The Jeffrey Epstein case establishes beyond a doubt that if you’re a sexual predator, it pays to be a rich and connected sexual predator.
Epstein, now dead of an apparent suicide before his accusers had their day in court, worked the system and benefited from advantages and breaks unimaginable to anyone who didn't jet around with influential friends.
The multimillionaire financier who lived in Palm Beach, Fla., and Manhattan, N.Y., used his resources to build a network of sexual predation and then used his resources to escape meaningful legal punishment. Even after registering as a sex offender, he lived a life of ease and glamour unavailable to even most of the 1 percent.
Epstein was the Jay Gatsby of sexual abuse, relying on his wealth to perfume over what should have been the overwhelming smell of sulfur.
He hired a highly credentialed, aggressive legal team that wooed and overawed prosecutors who were supposed to hold him accountable for his crimes. A decade ago, the state prosecutor in Florida took a pass, and former Trump Labor Secretary Alex Acosta, the U.S. attorney for Southern Florida at the time, applied the minimal possible sanction while affording Epstein every possible consideration.
There are overzealous prosecutors, then there are prosecutors overly intimidated by boldfaced defense counsel. In a letter explaining his handling of the case, Acosta described "a year-long assault on the prosecution and the prosecutors." The proper response of an office invested with the awesome powers of government, arrayed against a lowlife and his hired guns, should have been to double down. Instead, Acosta's office buckled.
If any of the nameless victims had been rich or famous themselves and able to hire an Alan Dershowitz or a Jay Lefkowitz, the result surely would have been different. A couple of years ago, Taylor Swift pursued, on principle, an assault case against a man who groped her at a meet-and-greet, and won a symbolic $1. But none of the Epstein’s victims were Taylor Swift, or anything like her. They were selected for abuse — because they were vulnerable. And failed by their government — because they were vulnerable.

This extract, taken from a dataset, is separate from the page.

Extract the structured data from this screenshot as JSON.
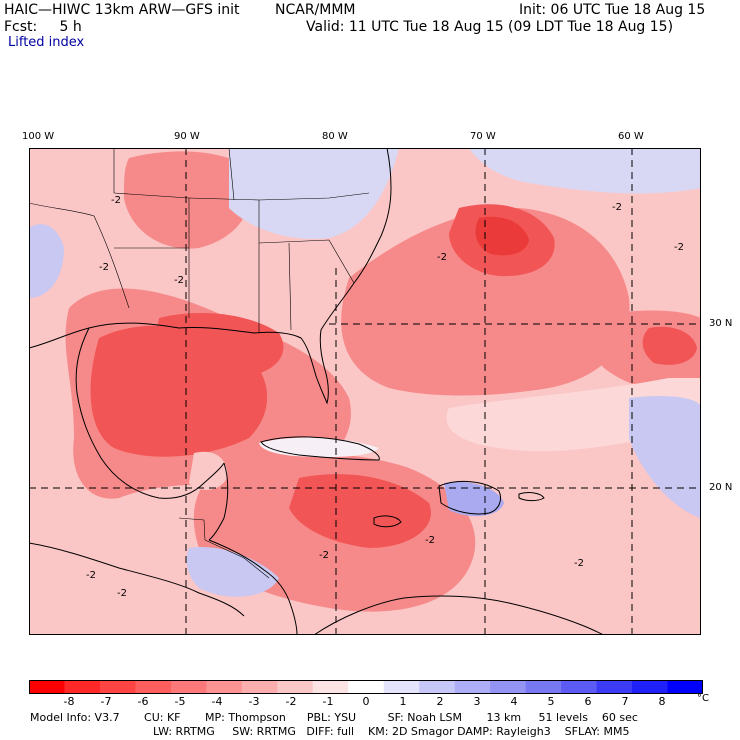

Having minimized Epstein's offense in Florida, his lawyers got busy minimizing the consequences. They somehow convinced a prosecutor in the office of Manhattan District Attorney Cyrus Vance to petition a judge to lower Epstein's sex-offender status. The shocked judge rejected it out of hand. Vance said later that the request had been a mistake.
This held true to the pattern — all mistakes always worked in Epstein's favor.
It was a mistake that Epstein got to leave 12 hours a day, six days a week, while briefly in jail in Palm Beach so he could pursue his "work" (including bilking one of his clients).
It was a mistake that New York City police didn't enforce the requirement that Epstein check in with them every 90 days as required under his sex-offender status. (Don't you know, Epstein's primary residence was a private island in the Caribbean, not New York?)
All the while, Epstein continued to socialize with fancy people, buying his way into their company and entertaining the great and the good at his New York City mansion.
It was only when the Miami Herald unearthed the enormity of his crimes that Epstein's world began to unravel. He got charged with sex crimes by the Southern District of New York. Although, still, Epstein's lawyers got what they wanted on at least one key request. They reportedly asked for him to be removed from suicide watch while in custody despite a prior suicide attempt. The authorities assented, and Epstein apparently killed himself, a punctuation mark on the futility and incompetence of a government that had ample opportunity to bring him to justice and failed every single time.
It shouldn't be possible for a hideous monster to game the American system of justice, but it's exactly what Jeffrey Epstein did, from loathsome beginning to unforgivable end.